Traditional versus digital
The Digital versus Traditional debate that has been raging for the past five years is surely the wrong one. The question should be: ‘how do we better engage audiences today so that they are compelled to buy, listen and change behaviour?’
Brands and publishers need to critically understand the ever changing consumer behaviour in this interconnected world and work on the message, not the medium. For instance, a recent study by print and marketing services provider Quad/Graphic revealed that although millennials are more influenced by digital ads, they pay more attention to traditional ones, which creates an even more complex situation for us in the communication world.
The debate has been fuelled, rightly so, by the growing population of millennials who are digitally super savvy with peculiar information consumption habits. For this reason, proponents of digital advertising have barraged the sector with the notion that traditional advertising spending is ill-informed and wasteful.

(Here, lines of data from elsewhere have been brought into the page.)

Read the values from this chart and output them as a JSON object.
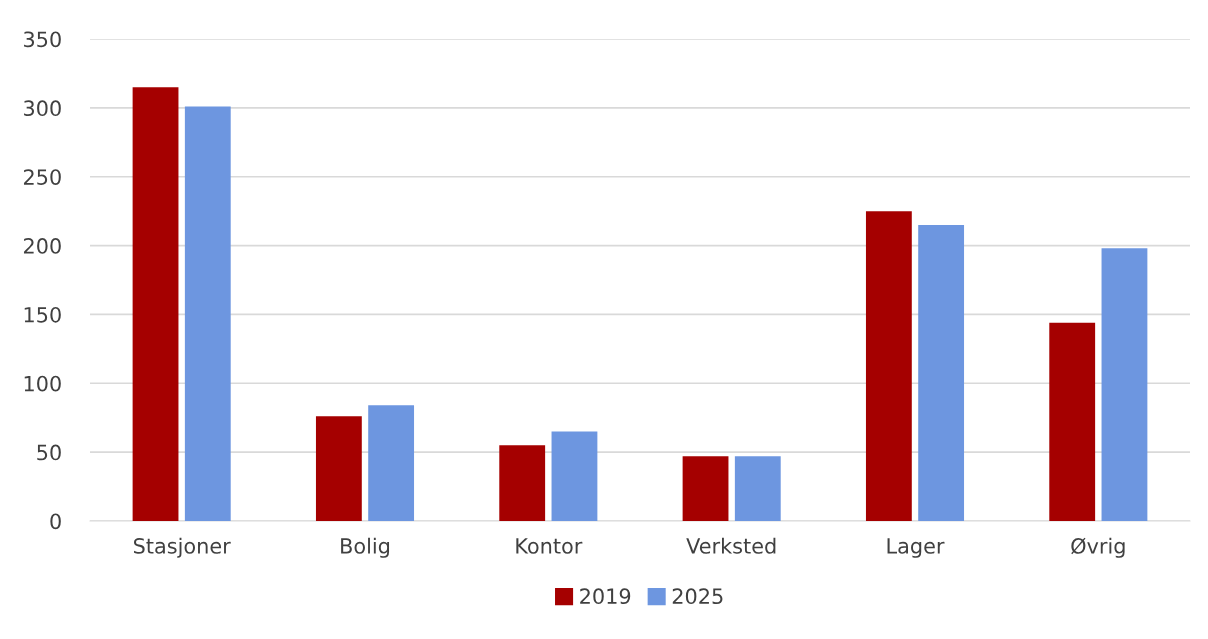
{
  "chart_data": {
    "type": "bar",
    "categories": [
      "Stasjoner",
      "Bolig",
      "Kontor",
      "Verksted",
      "Lager",
      "Øvrig"
    ],
    "series": [
      {
        "name": "2019",
        "color": "#a50000",
        "values": [
          315,
          76,
          55,
          47,
          225,
          144
        ]
      },
      {
        "name": "2025",
        "color": "#6d96e0",
        "values": [
          301,
          84,
          65,
          47,
          215,
          198
        ]
      }
    ],
    "ylim": [
      0,
      350
    ],
    "yticks": [
      0,
      50,
      100,
      150,
      200,
      250,
      300,
      350
    ],
    "grid": "y",
    "legend": "bottom"
  }
}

However, in the next five to 10 years, it won’t matter who is advertising where, whether targeting millennials or any other group. TV commercials may for the better part disappear because our millennials won’t be watching them. Why? Because they'll either be downloading, streaming, YouTubing or Instagram-ing and advertisements won't be a part of this experience.
‘Share of conversation’
So what will be the solution? What will brands and publishers need to do differently? The answer lies in engaging audiences in conversations, telling stories! Brands must shift from playing the ‘share of market’ game to playing the ‘share of conversation’ game. This entails adopting a conversational form of advertising that incorporates compelling storytelling to provide meaningful engagement that goes beyond selling media.
But how does a brand achieve this?
Millennials are “multitasking” users, comfortable consuming news and information from several sources simultaneously. The never ending variety of information they can access online and offline is a sort of buffet from which they choose according to their desire and interest. Given the product parity of the 21st Century, you can’t really have a better product, but you can have a better story and the key is telling a story that people want to share and listen to over and over again.
So the answer is simple. Share a story, make your customers the lead cast in this story and reward them for their participation.
The top 10 most shared adverts on social media have been collectively shared 30 million times and viewed 1 billion times just because consumers wanted to listen to the stories told in these adverts over and over again. Whether traditional or digital, if it doesn’t tell a story, the millennial with an eight second or less attention span may just miss your advert.
So is traditional advertising really dead? Maybe it is just evolving.